Summary
|
This project aims at aggregating spatial information with a camera-equipped walking
robot in real time. We want to develop a system that creates a 3-D representation from
moving camera images and in turn renders the observed scene from the perspective of a
virtual camera following the robot. In the computer games community, this is called a
“third person perspective”. We call it the "guardian angel perspective" because
it allows a remote operator to supervise and control the robot much more comfortably
than one could directly from the camera images. Additionally, we want to provide a
survey perspective and thus aim for aggregating a consistent global map.
One major application of such a system is urban search and rescue (USAR) where
a teleoperated robot searches for entombed victims in the remains of a collapsed building.
Such an environment is very confusing for the operator, especially since the cameras
of the robot often shake heavily and the cameras field of view mostly does not cover the
immediate surroundings of the robot. In such a situation a real-time 3D model that can
be viewed from arbitrary perspectives would be a great help for the operator.
On a methodical level, the main challenge is the fact that the images are shaking
heavily, the motion is perturbed by the robot (tripping and tumbling), and obstacles are
often very close to the camera so the images change rapidly while the robot moves.

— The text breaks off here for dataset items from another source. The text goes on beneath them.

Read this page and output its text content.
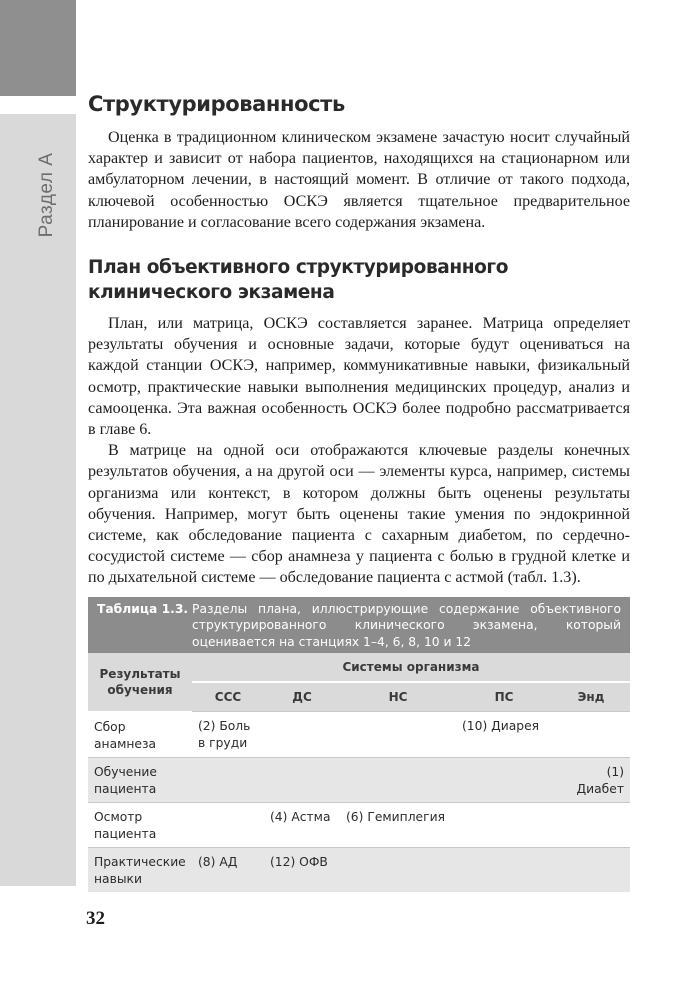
Раздел А
Структурированность

Оценка в традиционном клиническом экзамене зачастую носит случайный характер и зависит от набора пациентов, находящихся на стационарном или амбулаторном лечении, в настоящий момент. В отличие от такого подхода, ключевой особенностью ОСКЭ является тщательное предварительное планирование и согласование всего содержания экзамена.

План объективного структурированного клинического экзамена

План, или матрица, ОСКЭ составляется заранее. Матрица определяет результаты обучения и основные задачи, которые будут оцениваться на каждой станции ОСКЭ, например, коммуникативные навыки, физикальный осмотр, практические навыки выполнения медицинских процедур, анализ и самооценка. Эта важная особенность ОСКЭ более подробно рассматривается в главе 6.

В матрице на одной оси отображаются ключевые разделы конечных результатов обучения, а на другой оси — элементы курса, например, системы организма или контекст, в котором должны быть оценены результаты обучения. Например, могут быть оценены такие умения по эндокринной системе, как обследование пациента с сахарным диабетом, по сердечно-сосудистой системе — сбор анамнеза у пациента с болью в грудной клетке и по дыхательной системе — обследование пациента с астмой (табл. 1.3).

Таблица 1.3. Разделы плана, иллюстрирующие содержание объективного структурированного клинического экзамена, который оценивается на станциях 1–4, 6, 8, 10 и 12
Результаты обучения	Системы организма				
	ССС	ДС	НС	ПС	Энд
Сбор анамнеза	(2) Боль в груди			(10) Диарея	
Обучение пациента					(1) Диабет
Осмотр пациента		(4) Астма	(6) Гемиплегия		
Практические навыки	(8) АД	(12) ОФВ			
32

As
a result, it is very difficult to perform data association, i.e. to determine which visual
observations correspond to the same feature.
The first goal is to design and implement a statistical Markov Chain Monte Carlo
(MCMC) framework for visual SLAM that can defer data association decisions until
enough perceptual evidence is available and that can undo decisions that later turn out to
result in inconsistencies (lazy data association). Specifically, it should handle situations
with more possible data-association hypotheses than what could be handled by tracking
them all (proactive data association).
The second goal is a representation for texturized 3-D data that can be rendered in
real-time using established 3-D graphics tools and that can be updated in real-time by
the visual SLAM algorithm. This update operation is difficult to realize, because a visual
SLAM algorithm may change estimates for past camera poses later on, especially when
closing a loop. So it is impossible to combine all images in 3D according to the current
camera pose estimates. The other extreme would be to reprocess the whole sequence of
images every time and is also impossible. So the second algorithmic goal is to devise
a representation that allows a medium course between both extremes. It will combine
local groups of images but still retaining the possibility to change the relative position of
these groups.
|